It's New Year's Eve, so here's our PSA: Drink responsibly. If you are drinking, don't drive—take a cab, take mass transit (subways and buses are running on a Sunday schedule), and the Department of Transportation is even handing out $15 Taxi card and single-ride Metrocards today at 5 p.m. on the Upper East Side and in Harlem—and drink water!
When we tried out a few alleged hangover cure-alls, we asked Dr. Jason Rosenberg, assistant professor of neurology and the director of the Johns Hopkins Headache Center, why drinking so much hurts so bad.
"You're basically poisoning yourself when you drink alcohol to excess and there's not a great antidote for it."
"Nerves that are normally quiet that don't respond to light, noise, movements, your own heartbeat—they get revved up," says Rosenberg. "They're firing pain signals, so that you can feel every beat of your heart. Boom. Boom. Boom." Dr.
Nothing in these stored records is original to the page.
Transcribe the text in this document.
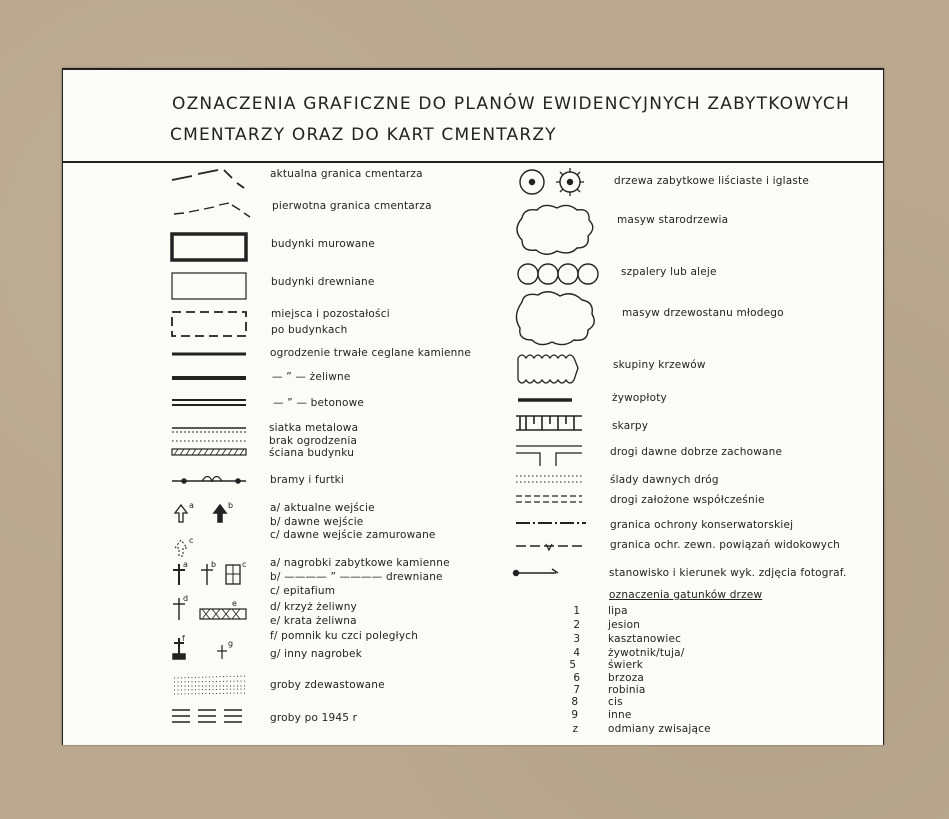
OZNACZENIA GRAFICZNE DO PLANÓW EWIDENCYJNYCH ZABYTKOWYCH
CMENTARZY ORAZ DO KART CMENTARZY
a	b
c
a	b	c
d
e
f
g
aktualna granica cmentarza
pierwotna granica cmentarza
budynki murowane
budynki drewniane
miejsca i pozostałości
po budynkach
ogrodzenie trwałe ceglane kamienne
— ” — żeliwne
— ” — betonowe
siatka metalowa
brak ogrodzenia
ściana budynku
bramy i furtki
a/ aktualne wejście
b/ dawne wejście
c/ dawne wejście zamurowane
a/ nagrobki zabytkowe kamienne
b/ ———— ” ———— drewniane
c/ epitafium
d/ krzyż żeliwny
e/ krata żeliwna
f/ pomnik ku czci poległych
g/ inny nagrobek
groby zdewastowane
groby po 1945 r
drzewa zabytkowe liściaste i iglaste
masyw starodrzewia
szpalery lub aleje
masyw drzewostanu młodego
skupiny krzewów
żywopłoty
skarpy
drogi dawne dobrze zachowane
ślady dawnych dróg
drogi założone współcześnie
granica ochrony konserwatorskiej
granica ochr. zewn. powiązań widokowych
stanowisko i kierunek wyk. zdjęcia fotograf.
oznaczenia gatunków drzew
1	lipa
2	jesion
3	kasztanowiec
4	żywotnik/tuja/
5	świerk
6	brzoza
7	robinia
8	cis
9	inne
z	odmiany zwisające
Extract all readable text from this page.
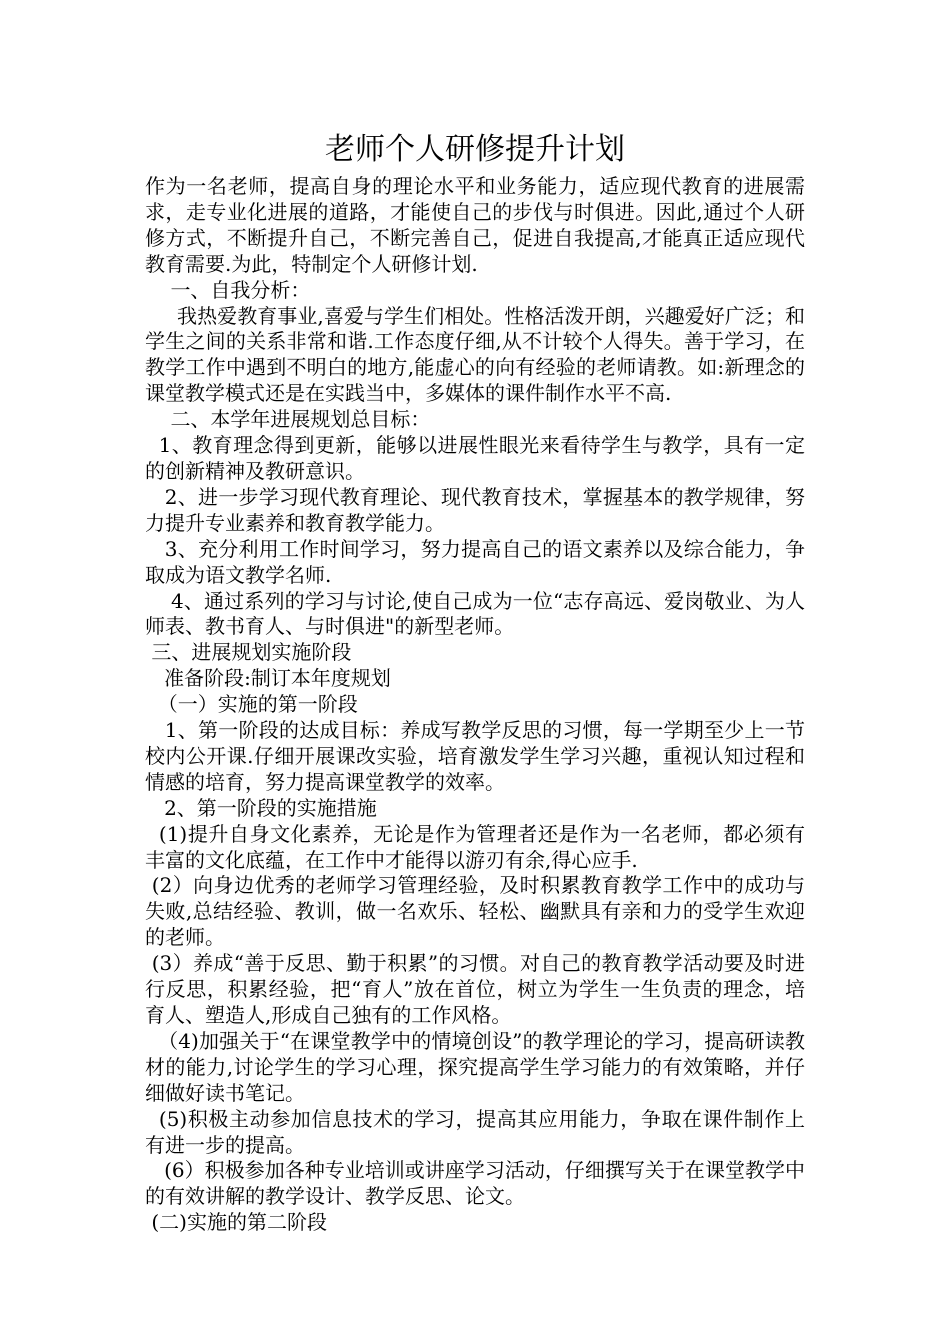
老师个人研修提升计划

作为一名老师，提高自身的理论水平和业务能力，适应现代教育的进展需求，走专业化进展的道路，才能使自己的步伐与时俱进。因此,通过个人研修方式，不断提升自己，不断完善自己，促进自我提高,才能真正适应现代教育需要.为此，特制定个人研修计划.

一、自我分析：

我热爱教育事业,喜爱与学生们相处。性格活泼开朗，兴趣爱好广泛；和学生之间的关系非常和谐.工作态度仔细,从不计较个人得失。善于学习，在教学工作中遇到不明白的地方,能虚心的向有经验的老师请教。如:新理念的课堂教学模式还是在实践当中，多媒体的课件制作水平不高.

二、本学年进展规划总目标：

1、教育理念得到更新，能够以进展性眼光来看待学生与教学，具有一定的创新精神及教研意识。

2、进一步学习现代教育理论、现代教育技术，掌握基本的教学规律，努力提升专业素养和教育教学能力。

3、充分利用工作时间学习，努力提高自己的语文素养以及综合能力，争取成为语文教学名师.

4、通过系列的学习与讨论,使自己成为一位“志存高远、爱岗敬业、为人师表、教书育人、与时俱进"的新型老师。

三、进展规划实施阶段

准备阶段:制订本年度规划

（一）实施的第一阶段

1、第一阶段的达成目标：养成写教学反思的习惯，每一学期至少上一节校内公开课.仔细开展课改实验，培育激发学生学习兴趣，重视认知过程和情感的培育，努力提高课堂教学的效率。

2、第一阶段的实施措施

(1)提升自身文化素养，无论是作为管理者还是作为一名老师，都必须有丰富的文化底蕴，在工作中才能得以游刃有余,得心应手.

(2）向身边优秀的老师学习管理经验，及时积累教育教学工作中的成功与失败,总结经验、教训，做一名欢乐、轻松、幽默具有亲和力的受学生欢迎的老师。

(3）养成“善于反思、勤于积累”的习惯。对自己的教育教学活动要及时进行反思，积累经验，把“育人”放在首位，树立为学生一生负责的理念，培育人、塑造人,形成自己独有的工作风格。

（4)加强关于“在课堂教学中的情境创设”的教学理论的学习，提高研读教材的能力,讨论学生的学习心理，探究提高学生学习能力的有效策略，并仔细做好读书笔记。

(5)积极主动参加信息技术的学习，提高其应用能力，争取在课件制作上有进一步的提高。

(6）积极参加各种专业培训或讲座学习活动，仔细撰写关于在课堂教学中的有效讲解的教学设计、教学反思、论文。

(二)实施的第二阶段
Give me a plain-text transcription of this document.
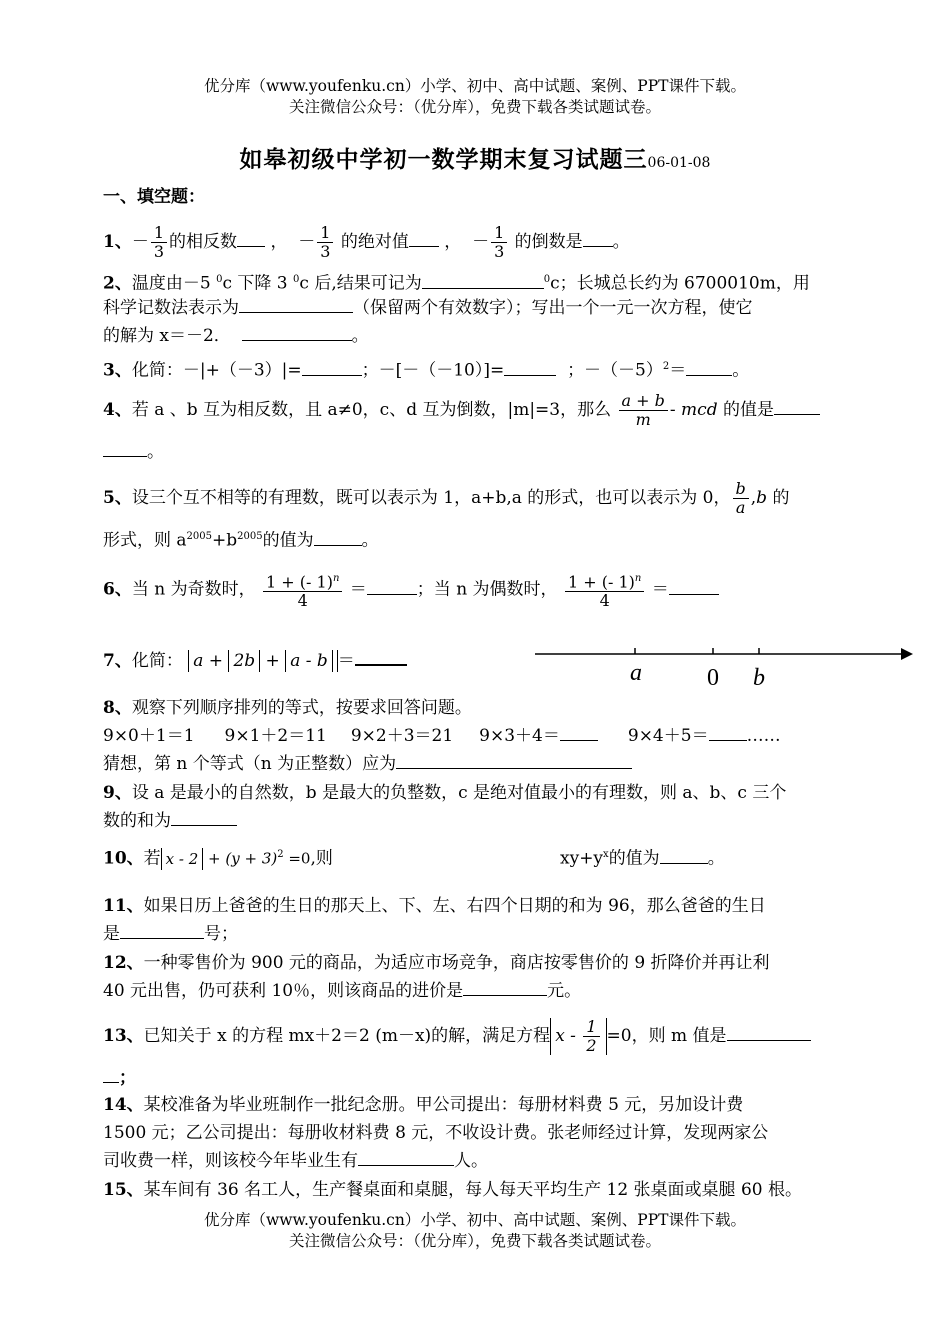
优分库（www.youfenku.cn）小学、初中、高中试题、案例、PPT课件下载。
关注微信公众号：（优分库），免费下载各类试题试卷。
如皋初级中学初一数学期末复习试题三06-01-08
一、填空题：
1、－ $\frac{1}{3}$ 的相反数 ， － $\frac{1}{3}$ 的绝对值 ， － $\frac{1}{3}$ 的倒数是 。
2、温度由－5 $^0$c 下降 3 $^0$c 后,结果可记为	$^0$c；长城总长约为 6700010m，用
科学记数法表示为	（保留两个有效数字）；写出一个一元一次方程，使它
的解为 x＝－2．	。
3、化简：－|+（－3）|=	；－[－（－10）]=	；$-(-5)^2=$	。
4、若 a 、b 互为相反数，且 a≠0，c、d 互为倒数，|m|=3，那么 $\frac{a + b}{m}$ - mcd 的值是
。
5、设三个互不相等的有理数，既可以表示为 1，a+b,a 的形式，也可以表示为 0， $\frac{b}{a} ,b$ 的
形式，则 $a^{2005}+b^{2005}$的值为	。
6、当 n 为奇数时， $\frac{1 + (- 1)^n}{4}$ ＝	；当 n 为偶数时， $\frac{1 + (- 1)^n}{4}$ ＝
7、化简： a + 2b + a - b ＝	a	0 b
8、观察下列顺序排列的等式，按要求回答问题。
9×0＋1＝1 9×1＋2＝11 9×2＋3＝21 9×3＋4＝	9×4＋5＝ ……
猜想，第 n 个等式（n 为正整数）应为
9、设 a 是最小的自然数，b 是最大的负整数，c 是绝对值最小的有理数，则 a、b、c 三个
数的和为
10、若 $x - 2 + (y + 3)^2 =0$,则	$xy+y^x$的值为	。
11、如果日历上爸爸的生日的那天上、下、左、右四个日期的和为 96，那么爸爸的生日
是	号；
12、一种零售价为 900 元的商品，为适应市场竞争，商店按零售价的 9 折降价并再让利
40 元出售，仍可获利 10％，则该商品的进价是	元。
13、已知关于 x 的方程 mx＋2＝2 (m－x)的解，满足方程 $x - \frac{1}{2} =0$，则 m 值是
；
14、某校准备为毕业班制作一批纪念册。甲公司提出：每册材料费 5 元，另加设计费
1500 元；乙公司提出：每册收材料费 8 元，不收设计费。张老师经过计算，发现两家公
司收费一样，则该校今年毕业生有	人。
15、某车间有 36 名工人，生产餐桌面和桌腿，每人每天平均生产 12 张桌面或桌腿 60 根。
优分库（www.youfenku.cn）小学、初中、高中试题、案例、PPT课件下载。
关注微信公众号：（优分库），免费下载各类试题试卷。
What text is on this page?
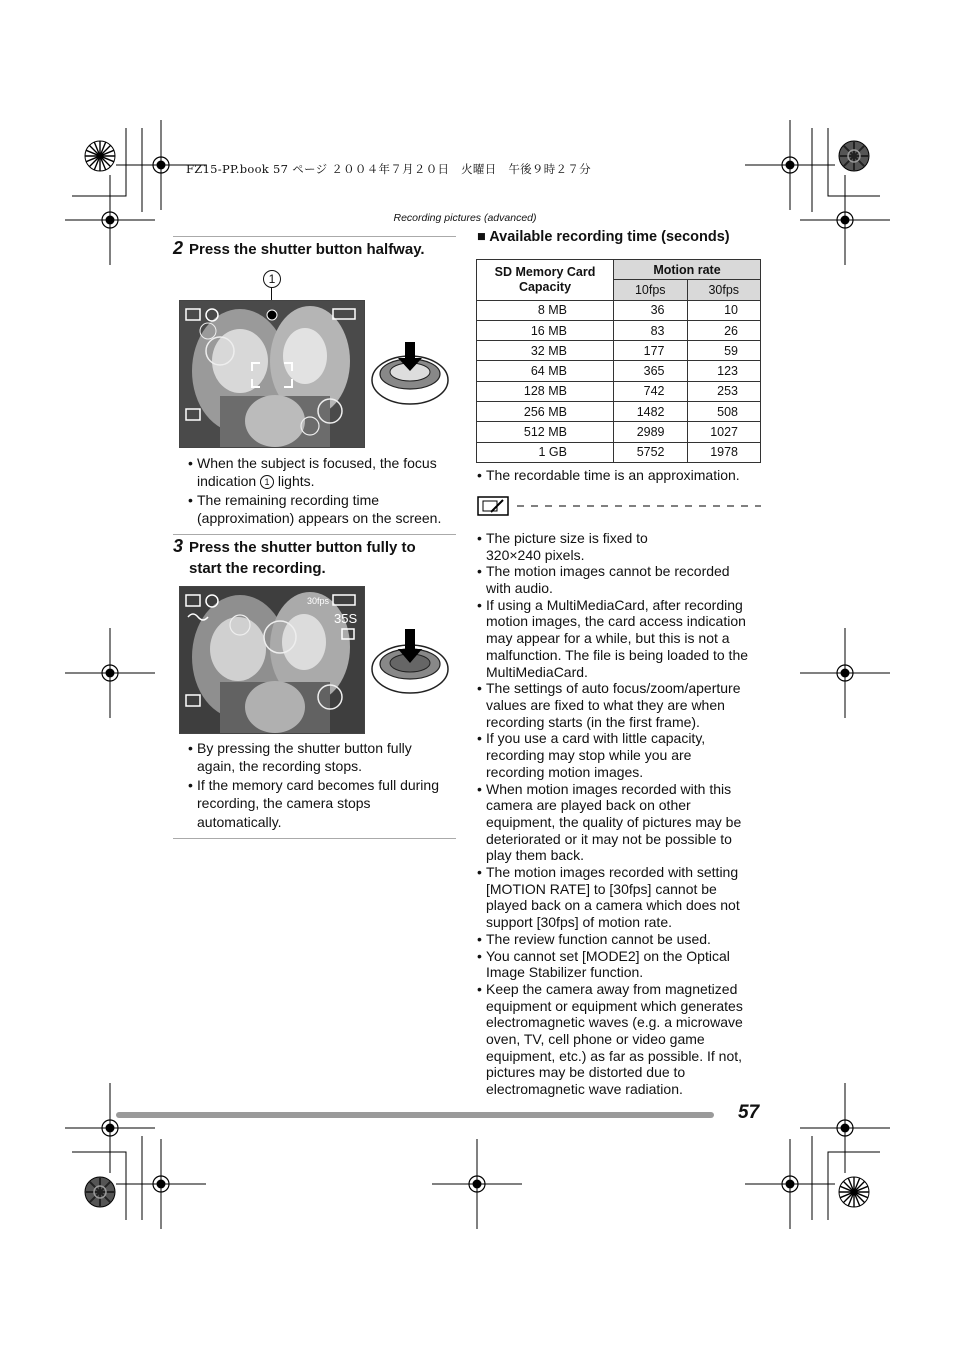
FZ15-PP.book 57 ページ ２００４年７月２０日　火曜日　午後９時２７分
Recording pictures (advanced)
2 Press the shutter button halfway.
1
• When the subject is focused, the focus
indication 1 lights.
• The remaining recording time
(approximation) appears on the screen.
3 Press the shutter button fully to
start the recording.
30fps
35S
• By pressing the shutter button fully
again, the recording stops.
• If the memory card becomes full during
recording, the camera stops
automatically.
■ Available recording time (seconds)
SD Memory Card Capacity	Motion rate	
	10fps	30fps
8 MB	36	10
16 MB	83	26
32 MB	177	59
64 MB	365	123
128 MB	742	253
256 MB	1482	508
512 MB	2989	1027
1 GB	5752	1978
• The recordable time is an approximation.
• The picture size is fixed to
320×240 pixels.
• The motion images cannot be recorded
with audio.
• If using a MultiMediaCard, after recording
motion images, the card access indication
may appear for a while, but this is not a
malfunction. The file is being loaded to the
MultiMediaCard.
• The settings of auto focus/zoom/aperture
values are fixed to what they are when
recording starts (in the first frame).
• If you use a card with little capacity,
recording may stop while you are
recording motion images.
• When motion images recorded with this
camera are played back on other
equipment, the quality of pictures may be
deteriorated or it may not be possible to
play them back.
• The motion images recorded with setting
[MOTION RATE] to [30fps] cannot be
played back on a camera which does not
support [30fps] of motion rate.
• The review function cannot be used.
• You cannot set [MODE2] on the Optical
Image Stabilizer function.
• Keep the camera away from magnetized
equipment or equipment which generates
electromagnetic waves (e.g. a microwave
oven, TV, cell phone or video game
equipment, etc.) as far as possible. If not,
pictures may be distorted due to
electromagnetic wave radiation.
57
Rosenberg posits that these nerves are largely responsible for the torture. "Nearby systems kind of get kicked off either reflexively or directly from the alcohol's toxins that cause nausea." And what about profuse sweating and piercing hatred of the sun? "A whole variety of reflexes might get kicked up too: light sensitivity, sweating, other non-specific responses."
Dr. Rosenberg noted that there wasn't a whole lot that can be done to immediately alleviate the symptoms of a hangover—when you've got it, you've got it. It's easier to prevent one, presumably by not drinking as much.
That said, Dr. Rosenberg says the best thing to do is to drink water, "Know your limits, stay hydrated, eat while you're drinking. Do it responsibly and make sure you get some sleep." Other things to keep in mind: Don't drink on an empty stomach and don't go in the steam room.